More information, you can read at https://malaya.readthedocs.io/en/latest/Stack.html

If you want to stack zero-shot classification models, you need to pass labels using keyword parameter,

malaya.stack.predict_stack([model1, model2], List[str], labels = List[str])

We will passed labels as **kwargs.

[10]:
alxlnet = malaya.zero_shot.classification.transformer(model = 'alxlnet')
albert = malaya.zero_shot.classification.transformer(model = 'albert')
tiny_bert = malaya.zero_shot.classification.transformer(model = 'tiny-bert')
WARNING:tensorflow:From /usr/local/lib/python3.7/site-packages/albert/tokenization.py:240: The name tf.logging.info is deprecated. Please use tf.compat.v1.logging.info instead.

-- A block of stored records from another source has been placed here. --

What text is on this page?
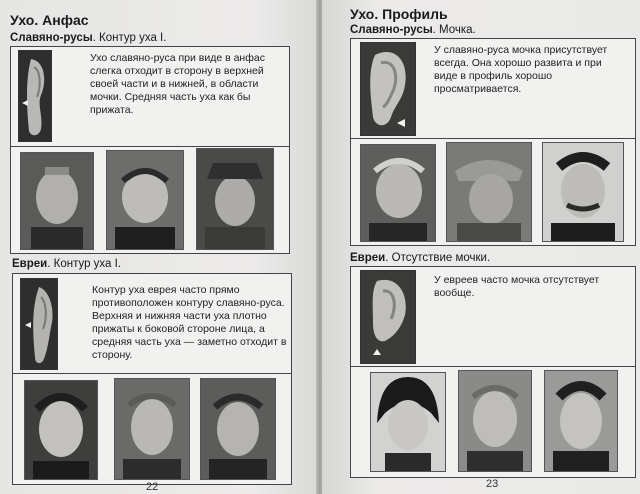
Ухо. Анфас
Славяно-русы. Контур уха I.
Ухо славяно-руса при виде в анфас слегка отходит в сторону в верхней своей части и в нижней, в области мочки. Средняя часть уха как бы прижата.
Евреи. Контур уха I.
Контур уха еврея часто прямо противоположен контуру славяно-руса. Верхняя и нижняя части уха плотно прижаты к боковой стороне лица, а средняя часть уха — заметно отходит в сторону.
22
Ухо. Профиль
Славяно-русы. Мочка.
У славяно-руса мочка присутствует всегда. Она хорошо развита и при виде в профиль хорошо просматривается.
Евреи. Отсутствие мочки.
У евреев часто мочка отсутствует вообще.
23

INFO:tensorflow:loading sentence piece model
[11]:
string = 'kerajaan sebenarnya sangat prihatin dengan rakyat, bagi duit bantuan'
labels = ['makan', 'makanan', 'novel', 'buku', 'kerajaan', 'food delivery',
 'kerajaan jahat', 'kerajaan prihatin', 'bantuan rakyat']
malaya.stack.predict_stack([alxlnet, albert, tiny_bert], [string],
                           labels = labels)
[11]:
[{'makan': 0.0044827852,
  'makanan': 0.0027062024,
  'novel': 0.0020867025,
  'buku': 0.013082165,
  'kerajaan': 0.8859287,
  'food delivery': 0.0028363755,
  'kerajaan jahat': 0.018133936,
  'kerajaan prihatin': 0.9922408,
  'bantuan rakyat': 0.909674}]
[ ]: